Caicedo, a Morgridge Institute biomedical imaging investigator and UW–Madison professor of biostatistics and medical informatics, is working on an image processing platform that could analyze cellular data from any experiment — regardless of the imaging modality, resolution or type of experiment — to identify common features about the phenotypic structure and morphology of cells.
Caicedo calls the concept “universal morphology,” and it has the potential to turbocharge our understanding of cell biology, drug discovery and disease biomarkers.
“It’s kind of difficult to have image analysis models that can be reused from experiment to experiment, but that is our goal,” says Caicedo. “We want to create a machine learning model that can process any type of microscopy image, so biologists don’t have to retrain machine learning models for every experiment. Hopefully, all they have to do is to download our model in order to solve bioimage analysis tasks.”
In order to develop the project, Caicedo needs cellular image data — lots of it. Unlike natural language chatbots, which are being trained with the almost infinite amount of text available online, Caicedo will need to curate some of the larger public cell image datasets that have been developed from many individual experiments.
Caicedo is working with the Center for High-Throughput Computing (CHTC) to get some of those publicly available datasets available in the UW–Madison community. They currently are targeting different publicly available datasets from around the world, which they estimate will be about hundreds of terabytes of data.
Of particular interest to the imaging challenge is the experience of multilingual chatbots — AI tools that can learn across many different languages and be able to identify common patterns across all. Caicedo says that is a very close parallel to trying to analyze cellular data en masse — each data set is almost like its own language, captured across widely divergent resolutions, and each focused on different cell functions.

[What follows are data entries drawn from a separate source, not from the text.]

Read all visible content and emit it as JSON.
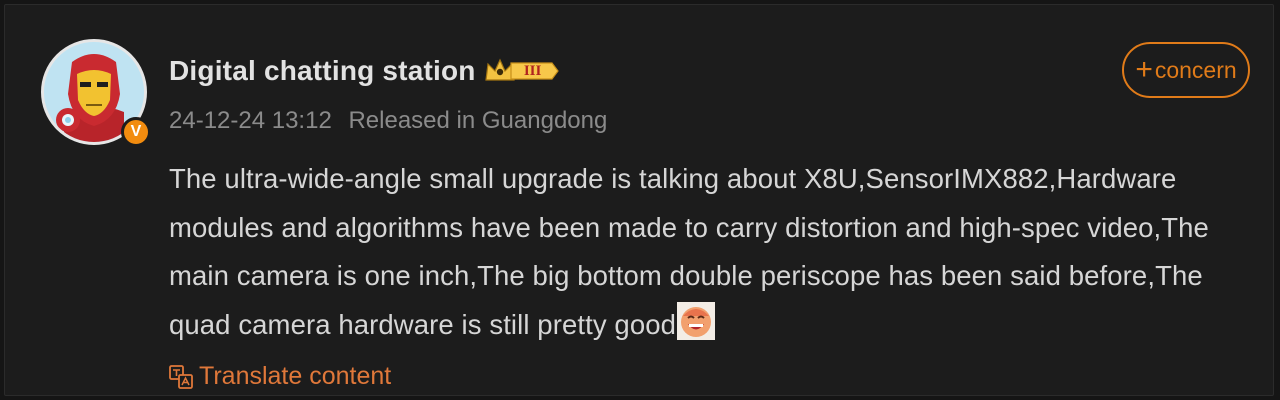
{
  "post": {
    "author": {
      "name": "Digital chatting station",
      "avatar_icon": "ironman-avatar-icon",
      "verified_badge": "V",
      "rank_badge": {
        "icon": "crown-icon",
        "level": "III"
      }
    },
    "timestamp": "24-12-24 13:12",
    "location": "Released in Guangdong",
    "content": "The ultra-wide-angle small upgrade is talking about X8U,SensorIMX882,Hardware modules and algorithms have been made to carry distortion and high-spec video,The main camera is one inch,The big bottom double periscope has been said before,The quad camera hardware is still pretty good",
    "emoji": "laughing-emoji-icon",
    "follow_button": {
      "plus": "+",
      "label": "concern"
    },
    "translate": {
      "icon": "translate-icon",
      "label": "Translate content"
    }
  },
  "colors": {
    "background": "#1c1c1c",
    "accent": "#e07b19",
    "verified": "#f28c0f",
    "text_primary": "#e2e2e2",
    "text_secondary": "#8b8b8b"
  }
}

“One experiment pulled together almost 100 languages — everything from Japanese, Hebrew, Spanish and English — all mixed together,” Caicedo says. “In principle, they don’t have much in common. But the machine learning model was able to find the structures or patterns that are recurrent in every language, because even though they have major differences, they also have a lot of things in common. “
“And we believe that the same can happen with imaging experiments, where they may not seem compatible in the beginning,” he adds. “But we think that putting all of them together is going to help us identify patterns that are common across imaging experiments. And that’s going to help us have a more robust and accurate type of model.”

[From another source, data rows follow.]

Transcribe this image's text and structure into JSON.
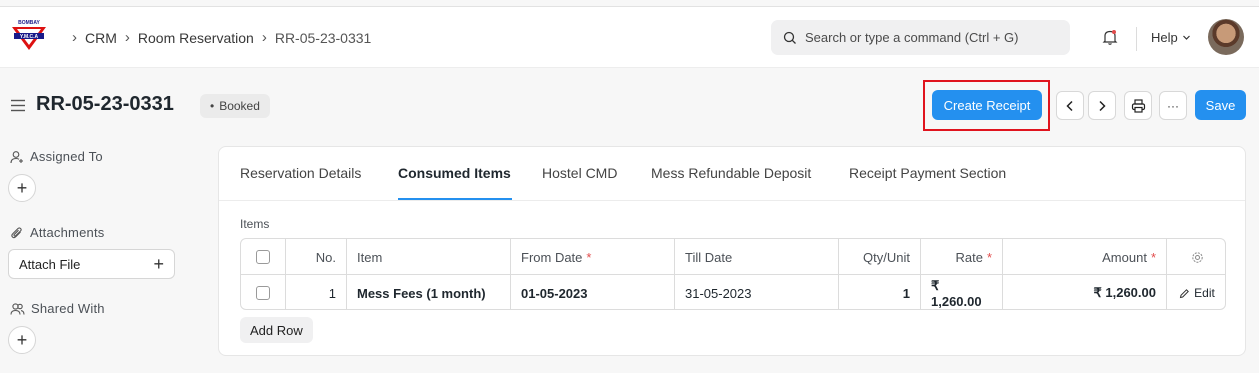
{
  "navbar": {
    "logo_text_top": "BOMBAY",
    "logo_text_bottom": "Y.M.C.A",
    "breadcrumbs": [
      "CRM",
      "Room Reservation",
      "RR-05-23-0331"
    ],
    "search_placeholder": "Search or type a command (Ctrl + G)",
    "help_label": "Help"
  },
  "doc": {
    "title": "RR-05-23-0331",
    "status": "Booked",
    "status_dot": "•",
    "create_receipt_label": "Create Receipt",
    "save_label": "Save",
    "more_label": "···"
  },
  "sidebar": {
    "assigned_to": "Assigned To",
    "attachments": "Attachments",
    "attach_file": "Attach File",
    "shared_with": "Shared With"
  },
  "tabs": [
    {
      "label": "Reservation Details",
      "active": false
    },
    {
      "label": "Consumed Items",
      "active": true
    },
    {
      "label": "Hostel CMD",
      "active": false
    },
    {
      "label": "Mess Refundable Deposit",
      "active": false
    },
    {
      "label": "Receipt Payment Section",
      "active": false
    }
  ],
  "items_table": {
    "label": "Items",
    "columns": [
      "No.",
      "Item",
      "From Date",
      "Till Date",
      "Qty/Unit",
      "Rate",
      "Amount"
    ],
    "required_mark": "*",
    "rows": [
      {
        "no": "1",
        "item": "Mess Fees (1 month)",
        "from_date": "01-05-2023",
        "till_date": "31-05-2023",
        "qty": "1",
        "rate": "₹ 1,260.00",
        "amount": "₹ 1,260.00",
        "edit": "Edit"
      }
    ],
    "add_row": "Add Row"
  },
  "colors": {
    "primary": "#2490ef",
    "highlight": "#e0141e"
  }
}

Caicedo says the platform will primarily be valuable in basic research and preclinical settings, where quantifying complex phenotypes is crucial to advance the development of treatments or to identify the functional impact of interventions.
“In many applications in cellular biology, what we need to know is whether the phenotype is in one or another category. Is it a healthy phenotype? Or is it a disease phenotype? And getting that right determines the success of the experiments. We think that these large-scale systems will help us do that more accurately and easily,” he says.

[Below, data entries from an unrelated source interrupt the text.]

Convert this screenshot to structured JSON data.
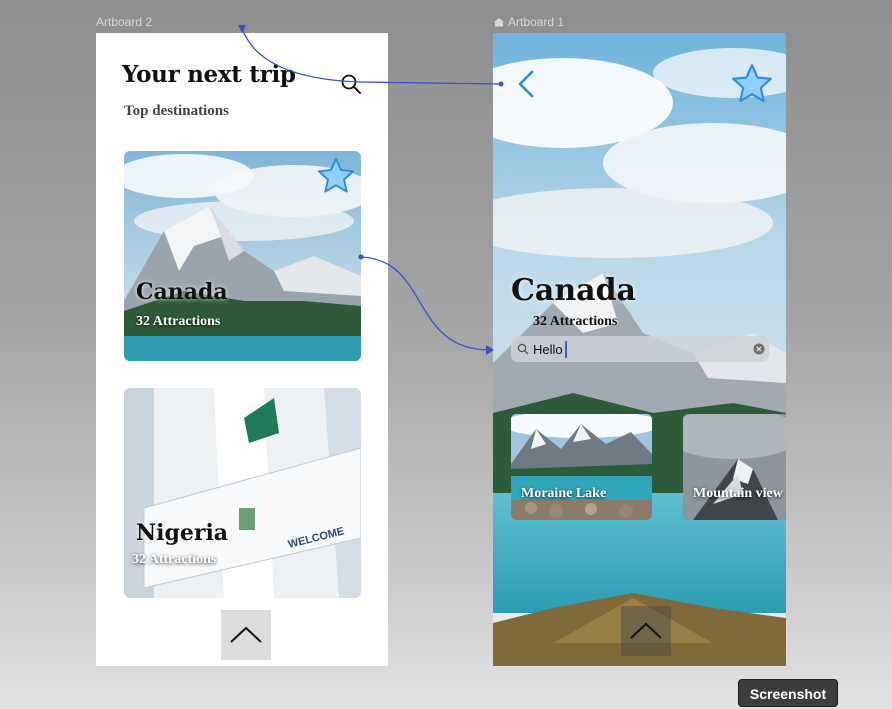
{
  "canvas": {
    "artboard2_label": "Artboard 2",
    "artboard1_label": "Artboard 1"
  },
  "artboard2": {
    "title": "Your next trip",
    "subtitle": "Top destinations",
    "cards": [
      {
        "name": "Canada",
        "attractions": "32 Attractions"
      },
      {
        "name": "Nigeria",
        "attractions": "32 Attractions",
        "sign_text": "WELCOME"
      }
    ]
  },
  "artboard1": {
    "title": "Canada",
    "attractions": "32 Attractions",
    "search_value": "Hello",
    "thumbnails": [
      {
        "label": "Moraine Lake"
      },
      {
        "label": "Mountain view"
      }
    ]
  },
  "toolbar": {
    "screenshot_label": "Screenshot"
  },
  "colors": {
    "accent_blue": "#3a9ff0",
    "star_fill": "#8fd0ff",
    "connector": "#3b4fd6",
    "lake": "#3aa7b8"
  },
  "icons": [
    "home-icon",
    "search-icon",
    "star-icon",
    "back-chevron-icon",
    "chevron-up-icon",
    "clear-icon"
  ]
}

Caicedo received NSF funding in 2022 to develop the project together with colleagues in Boston University. He has also partnered with his peers in Colombia University, Meta AI, and the University of Helsinki to tackle this challenge. The project has produced a few papers that describe their progress, including two presented in December 2023 in the largest machine learning conference worldwide.
Caicedo welcomes the contributions of scientists who have diverse cell image databases and would be interested in sharing the data for training purposes. They can contact Caicedo. His goal is to have preliminary findings on the efficacy of the approach completed in 2024.